Tuesday, July 18, 2006

PopCo by Scarlett Thomas

Somewhere between William Gibson's Microserfs and Neal Stephenson's Cryptonomicon; yet clearly a voice of her own, Thomas brings global ethical concerns into her narrative in a fresh and honest examination of individual responsbility. Commercial/capitalistic practices such as sweat shops or marketing scams are under fire as she questions why we work for someone who exploits the short-sighted masses? Are we in effect buying into the whole totem system? Are we lost in a forest of corporate camouflage where our buying power, (which we are told by advocates is one of our social conscience tools), is fated to eventually flow into the same multi-conglomerate pockets, regardless of our best efforts to read the packaging.

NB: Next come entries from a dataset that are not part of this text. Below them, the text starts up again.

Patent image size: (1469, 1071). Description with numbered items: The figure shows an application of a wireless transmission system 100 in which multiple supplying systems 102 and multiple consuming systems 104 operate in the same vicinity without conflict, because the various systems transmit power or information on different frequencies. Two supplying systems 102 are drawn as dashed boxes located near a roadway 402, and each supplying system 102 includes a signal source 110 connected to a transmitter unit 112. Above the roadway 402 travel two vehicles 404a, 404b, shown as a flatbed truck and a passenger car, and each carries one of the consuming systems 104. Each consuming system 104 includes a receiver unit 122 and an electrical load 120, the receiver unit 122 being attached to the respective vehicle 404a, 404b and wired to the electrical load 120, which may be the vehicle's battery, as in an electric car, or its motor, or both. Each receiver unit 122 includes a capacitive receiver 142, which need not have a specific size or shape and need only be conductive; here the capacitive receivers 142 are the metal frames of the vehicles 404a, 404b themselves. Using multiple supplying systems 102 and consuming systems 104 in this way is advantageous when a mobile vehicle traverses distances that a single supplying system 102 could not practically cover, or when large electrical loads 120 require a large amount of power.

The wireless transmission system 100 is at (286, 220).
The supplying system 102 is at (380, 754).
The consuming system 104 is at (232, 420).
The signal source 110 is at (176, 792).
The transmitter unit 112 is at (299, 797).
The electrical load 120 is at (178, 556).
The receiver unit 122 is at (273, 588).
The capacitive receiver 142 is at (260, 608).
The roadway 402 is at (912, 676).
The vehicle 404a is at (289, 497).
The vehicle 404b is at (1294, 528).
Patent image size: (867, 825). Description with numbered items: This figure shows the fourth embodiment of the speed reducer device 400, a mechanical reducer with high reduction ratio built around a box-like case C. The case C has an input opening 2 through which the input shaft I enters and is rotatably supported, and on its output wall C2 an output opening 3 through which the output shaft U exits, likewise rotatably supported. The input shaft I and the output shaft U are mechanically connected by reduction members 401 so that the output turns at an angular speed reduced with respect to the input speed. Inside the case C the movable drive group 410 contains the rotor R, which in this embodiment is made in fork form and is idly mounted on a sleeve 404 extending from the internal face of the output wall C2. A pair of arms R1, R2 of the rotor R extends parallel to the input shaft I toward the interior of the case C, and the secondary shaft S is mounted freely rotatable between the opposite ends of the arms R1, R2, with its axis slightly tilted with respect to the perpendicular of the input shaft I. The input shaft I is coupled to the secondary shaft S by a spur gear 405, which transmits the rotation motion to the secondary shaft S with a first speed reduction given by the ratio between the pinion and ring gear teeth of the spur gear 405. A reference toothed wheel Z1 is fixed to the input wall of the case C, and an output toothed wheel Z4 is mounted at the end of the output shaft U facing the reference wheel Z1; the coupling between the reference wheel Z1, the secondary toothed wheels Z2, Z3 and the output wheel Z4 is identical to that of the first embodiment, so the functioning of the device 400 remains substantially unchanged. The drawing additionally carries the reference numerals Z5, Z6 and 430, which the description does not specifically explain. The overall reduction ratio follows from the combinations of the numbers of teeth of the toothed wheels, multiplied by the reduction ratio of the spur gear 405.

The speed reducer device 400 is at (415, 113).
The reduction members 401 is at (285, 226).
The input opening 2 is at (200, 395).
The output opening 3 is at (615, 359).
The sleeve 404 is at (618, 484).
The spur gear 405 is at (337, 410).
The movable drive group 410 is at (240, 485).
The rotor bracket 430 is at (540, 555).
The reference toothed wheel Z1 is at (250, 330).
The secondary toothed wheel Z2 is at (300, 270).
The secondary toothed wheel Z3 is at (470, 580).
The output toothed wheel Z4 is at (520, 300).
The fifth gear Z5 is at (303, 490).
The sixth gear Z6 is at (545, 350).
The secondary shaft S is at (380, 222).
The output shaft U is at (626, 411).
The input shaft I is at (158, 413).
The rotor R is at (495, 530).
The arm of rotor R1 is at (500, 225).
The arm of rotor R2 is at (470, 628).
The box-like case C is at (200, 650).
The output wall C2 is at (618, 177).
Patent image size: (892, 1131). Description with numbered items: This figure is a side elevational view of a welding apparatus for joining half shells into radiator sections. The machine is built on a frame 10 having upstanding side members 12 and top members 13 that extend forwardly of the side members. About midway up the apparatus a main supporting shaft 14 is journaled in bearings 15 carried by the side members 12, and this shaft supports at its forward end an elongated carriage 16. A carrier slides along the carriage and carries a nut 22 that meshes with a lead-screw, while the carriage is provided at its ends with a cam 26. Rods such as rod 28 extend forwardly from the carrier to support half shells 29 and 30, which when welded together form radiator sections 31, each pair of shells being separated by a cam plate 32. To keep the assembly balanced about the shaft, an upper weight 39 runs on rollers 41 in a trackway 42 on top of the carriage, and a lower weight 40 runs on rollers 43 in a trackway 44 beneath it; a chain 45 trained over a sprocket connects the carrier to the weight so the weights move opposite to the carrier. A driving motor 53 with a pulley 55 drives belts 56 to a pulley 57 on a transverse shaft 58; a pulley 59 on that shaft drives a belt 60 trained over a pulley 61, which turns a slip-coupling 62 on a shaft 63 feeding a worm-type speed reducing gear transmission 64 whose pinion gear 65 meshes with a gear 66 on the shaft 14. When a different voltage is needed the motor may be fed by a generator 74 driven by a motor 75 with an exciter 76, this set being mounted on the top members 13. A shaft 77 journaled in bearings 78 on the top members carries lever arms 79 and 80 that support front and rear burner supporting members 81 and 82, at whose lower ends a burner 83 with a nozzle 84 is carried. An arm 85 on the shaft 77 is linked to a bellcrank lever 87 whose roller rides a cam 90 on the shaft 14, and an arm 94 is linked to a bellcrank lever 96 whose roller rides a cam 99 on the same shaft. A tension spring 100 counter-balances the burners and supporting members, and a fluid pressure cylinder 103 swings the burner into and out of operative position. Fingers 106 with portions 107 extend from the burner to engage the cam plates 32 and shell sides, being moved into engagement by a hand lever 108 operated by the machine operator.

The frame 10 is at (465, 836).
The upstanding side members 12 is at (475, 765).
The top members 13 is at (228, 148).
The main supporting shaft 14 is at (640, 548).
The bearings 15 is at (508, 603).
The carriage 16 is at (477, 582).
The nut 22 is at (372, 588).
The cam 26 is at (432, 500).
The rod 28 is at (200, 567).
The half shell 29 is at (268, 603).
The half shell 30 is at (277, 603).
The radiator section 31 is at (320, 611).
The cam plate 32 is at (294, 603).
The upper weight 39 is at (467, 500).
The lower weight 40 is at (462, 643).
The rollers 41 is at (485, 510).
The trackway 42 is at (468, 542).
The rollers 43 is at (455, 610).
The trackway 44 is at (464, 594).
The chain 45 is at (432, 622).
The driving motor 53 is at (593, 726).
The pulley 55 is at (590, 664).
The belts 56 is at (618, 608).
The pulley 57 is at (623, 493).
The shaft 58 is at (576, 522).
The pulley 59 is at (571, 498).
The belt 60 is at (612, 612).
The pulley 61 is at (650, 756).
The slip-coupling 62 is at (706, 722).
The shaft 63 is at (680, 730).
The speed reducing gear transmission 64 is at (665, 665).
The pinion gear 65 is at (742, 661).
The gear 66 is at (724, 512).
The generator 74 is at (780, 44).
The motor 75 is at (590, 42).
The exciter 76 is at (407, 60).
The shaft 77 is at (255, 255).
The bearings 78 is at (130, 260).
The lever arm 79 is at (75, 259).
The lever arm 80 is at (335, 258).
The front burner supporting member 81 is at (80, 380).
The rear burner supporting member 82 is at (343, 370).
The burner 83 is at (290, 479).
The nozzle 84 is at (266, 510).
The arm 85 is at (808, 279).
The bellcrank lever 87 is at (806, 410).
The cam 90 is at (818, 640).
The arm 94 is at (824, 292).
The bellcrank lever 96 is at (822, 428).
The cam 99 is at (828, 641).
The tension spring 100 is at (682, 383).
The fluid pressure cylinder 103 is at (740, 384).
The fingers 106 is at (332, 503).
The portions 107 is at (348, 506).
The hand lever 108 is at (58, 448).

However, don't be put off by the seriousness of the sub-plot, the primary story is an infectious mystery tale of secret treasure and espionage left over from her parents and grandparents and a love story that is closer to the bone than most any I've read lately. In this day and age, love isn't the simple "happily every after" prince charming, will he won't he, that it was for women of a "marrying age" a few short decades ago. Thomas has a new version of the happy ending for intelligent, well-educated women with choices for whom being "together" doesn't necessarily have anything to do with another person. The story for post-modern women is the existential issue made manifest: What am I committed to in my life and how can I take responsibility for my own happiness without selfishly ignoring the rights of others to happiness.

Or something simpler: if I'm not part of the solution, am I part of the problem and can I live happily ever after, alone or with anyone else, with that knowledge?

On a side note: Love the contradiction of social conscience that doesn't extend to smoking. Yes, I smoked for 10 years, but gave it up as one of the few socially responsible things I've ever done in my life.

A few quotes of note: p.65
New friendships can also be like a children's birthday party; a big table laden with cakes, sweets, crisps and multi-pack chocolate bars wrapped in foil. It's as if there's just too much sugar there, all at once, piled on the table. You stuff yourself but it's too much and you just can't think about sweets again for a long time. Or sometimes new friendships--the ones destined to be focus-grouped but never launched--can be like playing an out-of-tune string instrument: when you find yourself carefully fingering the chords for your favorite song but hearing the sound coming out all wrong. Your input is the same as always, but the thing responds erroneously, playing you back an unfamiliar non-tune which gives you a headache.


Deleuze, Baudrillard, Virilo are tossed out as "thinkers" linking science and art. Food for later thought.